The average age for retirement in rail is much lower than the national average. And in the supply chain, 30% of employees are expected to retire in the next five years.

This trend towards taking early retirement is particularly strong among long-career rail workers with specialist rail skills, as they are the employees most likely to be in a position to enjoy final salary pension schemes.

Those with transferable skills, who are more likely to have moved around before entering the sector, tend not to have such attractive pension packages. However, the very fact that their skills are so transferable is a problem in itself, because they can easily be lost to other industries.

But the looming recruitment crisis is down to more factors than just staff retiring. It’s also about replacement. Where is the new talent to come from at the other end of the age scale, to offset the number of those retiring?

This is a common problem worrying many industries. And all too often, the skills being sought across economic sectors are quite similar.

Diverse industries are looking for new recruits who possess the same digital skills for their own digital transformations. And rail is no exception. So, rail will be competing with energy, civil engineering, construction, other transport sectors… and many more.

All these sectors will be scrabbling to attract future talent, and even competing with the technology sector itself. And that competition will often be international.

So, how does rail seek and attract the talent it needs for the long term?

There are several characteristics of the new generation coming into the workforce that could play to rail’s strengths or opportunities.

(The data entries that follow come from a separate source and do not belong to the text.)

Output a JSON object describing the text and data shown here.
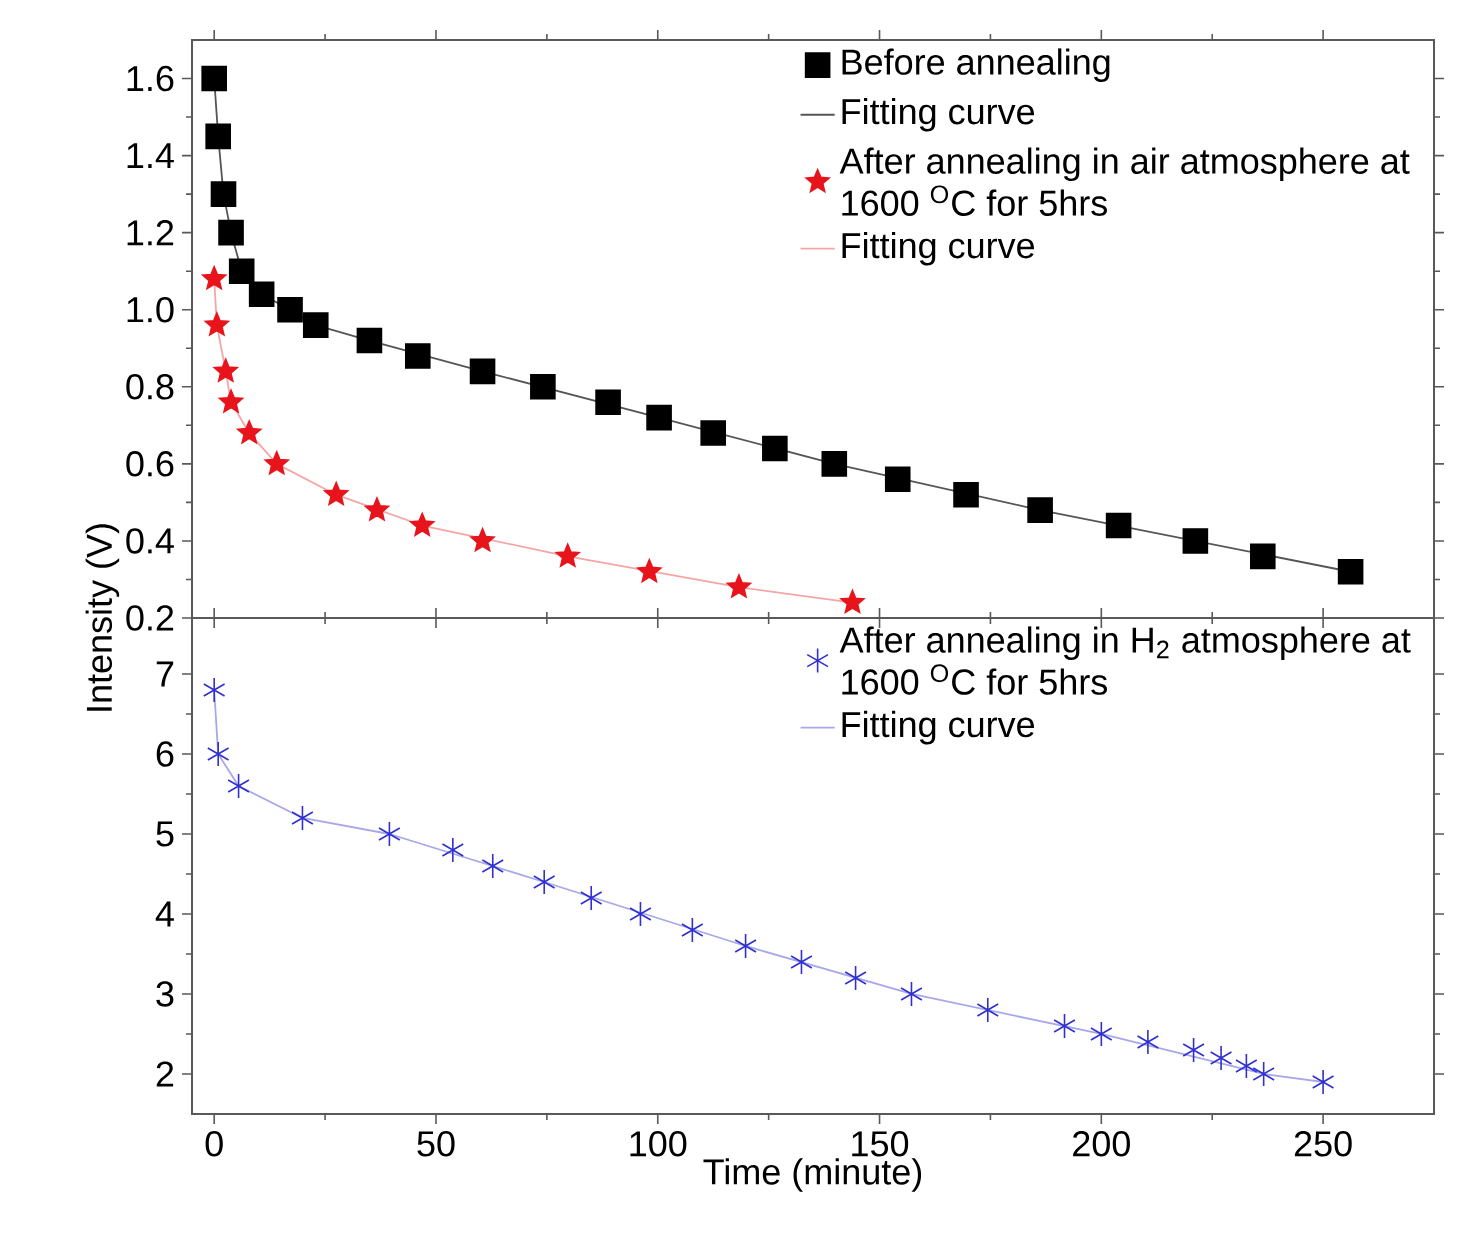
{
  "chart_data": [
    {
      "type": "scatter",
      "ylabel": "Intensity (V)",
      "xlim": [
        -5,
        275
      ],
      "ylim": [
        0.2,
        1.7
      ],
      "xticks": [
        0,
        50,
        100,
        150,
        200,
        250
      ],
      "yticks": [
        0.2,
        0.4,
        0.6,
        0.8,
        {
          "value": 1.0,
          "label": "1.0"
        },
        1.2,
        1.4,
        1.6
      ],
      "tick_labels": "y",
      "legend": "top right",
      "series": [
        {
          "name": "Before annealing",
          "type": "scatter",
          "marker": "square",
          "color": "#000000",
          "x": [
            0,
            0.9,
            2.1,
            3.8,
            6.2,
            10.7,
            17.1,
            22.9,
            35,
            45.9,
            60.5,
            74.1,
            88.8,
            100.3,
            112.5,
            126.4,
            139.8,
            154.1,
            169.5,
            186.2,
            203.9,
            221.2,
            236.4,
            256.2
          ],
          "values": [
            1.6,
            1.45,
            1.3,
            1.2,
            1.1,
            1.04,
            1.0,
            0.96,
            0.92,
            0.88,
            0.84,
            0.8,
            0.76,
            0.72,
            0.68,
            0.64,
            0.6,
            0.56,
            0.52,
            0.48,
            0.44,
            0.4,
            0.36,
            0.32
          ]
        },
        {
          "name": "Fitting curve",
          "type": "line",
          "marker": "none",
          "line_style": "solid",
          "color": "#555555",
          "x": [
            0,
            0.9,
            2.1,
            3.8,
            6.2,
            10.7,
            17.1,
            22.9,
            35,
            60.5,
            100.3,
            139.8,
            186.2,
            221.2,
            256.2
          ],
          "values": [
            1.6,
            1.45,
            1.3,
            1.2,
            1.1,
            1.04,
            1.0,
            0.96,
            0.92,
            0.84,
            0.72,
            0.6,
            0.48,
            0.4,
            0.32
          ]
        },
        {
          "name": "After annealing in air atmosphere at 1600 $^{O}$C for 5hrs",
          "type": "scatter",
          "marker": "star",
          "color": "#e8141c",
          "x": [
            0,
            0.6,
            2.6,
            3.8,
            7.9,
            14.1,
            27.5,
            36.7,
            46.9,
            60.5,
            79.7,
            98.1,
            118.3,
            143.9
          ],
          "values": [
            1.08,
            0.96,
            0.84,
            0.76,
            0.68,
            0.6,
            0.52,
            0.48,
            0.44,
            0.4,
            0.36,
            0.32,
            0.28,
            0.24
          ]
        },
        {
          "name": "Fitting curve",
          "type": "line",
          "marker": "none",
          "line_style": "solid",
          "color": "#f4a6a6",
          "x": [
            0,
            0.6,
            2.6,
            3.8,
            7.9,
            14.1,
            27.5,
            46.9,
            79.7,
            118.3,
            143.9
          ],
          "values": [
            1.08,
            0.96,
            0.84,
            0.76,
            0.68,
            0.6,
            0.52,
            0.44,
            0.36,
            0.28,
            0.24
          ]
        }
      ]
    },
    {
      "type": "scatter",
      "xlabel": "Time (minute)",
      "xlim": [
        -5,
        275
      ],
      "ylim": [
        1.5,
        7.7
      ],
      "xticks": [
        0,
        50,
        100,
        150,
        200,
        250
      ],
      "yticks": [
        2,
        3,
        4,
        5,
        6,
        7
      ],
      "legend": "top right",
      "series": [
        {
          "name": "After annealing in H$_{2}$ atmosphere at 1600 $^{O}$C for 5hrs",
          "type": "scatter",
          "marker": "cross",
          "color": "#3030d0",
          "x": [
            0,
            0.9,
            5.5,
            19.9,
            39.5,
            53.8,
            62.8,
            74.4,
            85,
            96.1,
            107.8,
            119.8,
            132.4,
            144.6,
            157.2,
            174.4,
            191.7,
            200,
            210.5,
            220.8,
            227,
            232.7,
            236.6,
            250
          ],
          "values": [
            6.8,
            6.0,
            5.6,
            5.2,
            5.0,
            4.8,
            4.6,
            4.4,
            4.2,
            4.0,
            3.8,
            3.6,
            3.4,
            3.2,
            3.0,
            2.8,
            2.6,
            2.5,
            2.4,
            2.3,
            2.2,
            2.1,
            2.0,
            1.9
          ]
        },
        {
          "name": "Fitting curve",
          "type": "line",
          "marker": "none",
          "line_style": "solid",
          "color": "#a8a8e8",
          "x": [
            0,
            0.9,
            5.5,
            19.9,
            39.5,
            74.4,
            119.8,
            157.2,
            200,
            236.6,
            250
          ],
          "values": [
            6.8,
            6.0,
            5.6,
            5.2,
            5.0,
            4.4,
            3.6,
            3.0,
            2.5,
            2.0,
            1.9
          ]
        }
      ]
    }
  ]
}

Generation Z, for example, are more concerned than previous generations about the societal and environmental impact of what they do with their lives - and they have more choice than previously. They care about how their chosen career will affect the planet.

Rail has a genuine strength to exploit here, as one of the lowest-carbon forms of transport - better than cars, air travel, or road haulage. But it doesn’t shout about it as much as it could. It might market that advantage more strongly.

Similarly, young people also care about their employers’ diversity, equality and inclusion efforts.

Some corporates are dropping or quietly forgetting those goals, in the wake of US political trends. But rail should stick with them if it is to appeal to a new generation of candidates.

Diversity policies widen recruitment pools by themselves, of course. But environmental and social goals together can also make employers more attractive to a new generation that can choose their employer - and are more likely to do so based on factors beyond T&Cs.

At a time when rail will be competing with other careers and industries, it needs to make the most of what strengths it has.

While existing workers might be wary of new technology, the younger ones are more likely to seek it out in a future career and employer.

They will look for employers that embrace new ways of doing things with new tech. And they would hope that those employers will support them to develop those skills, which in turn will provide them with employment security for the future.

As Paul Clifton was told, in researching our cover feature, skills shortages could help to push the rail industry further towards embracing technology, investing in automation, and other ways to work around an increasingly tough recruitment market. Investing in that way will also help them to attract the staff they seek.

Whatever recruitment problems it faces, all the forecasts look good for rail transport. Passenger numbers are growing and are set to multiply over the next few decades.

The rail industry has a bright future. But it needs the people to deliver it.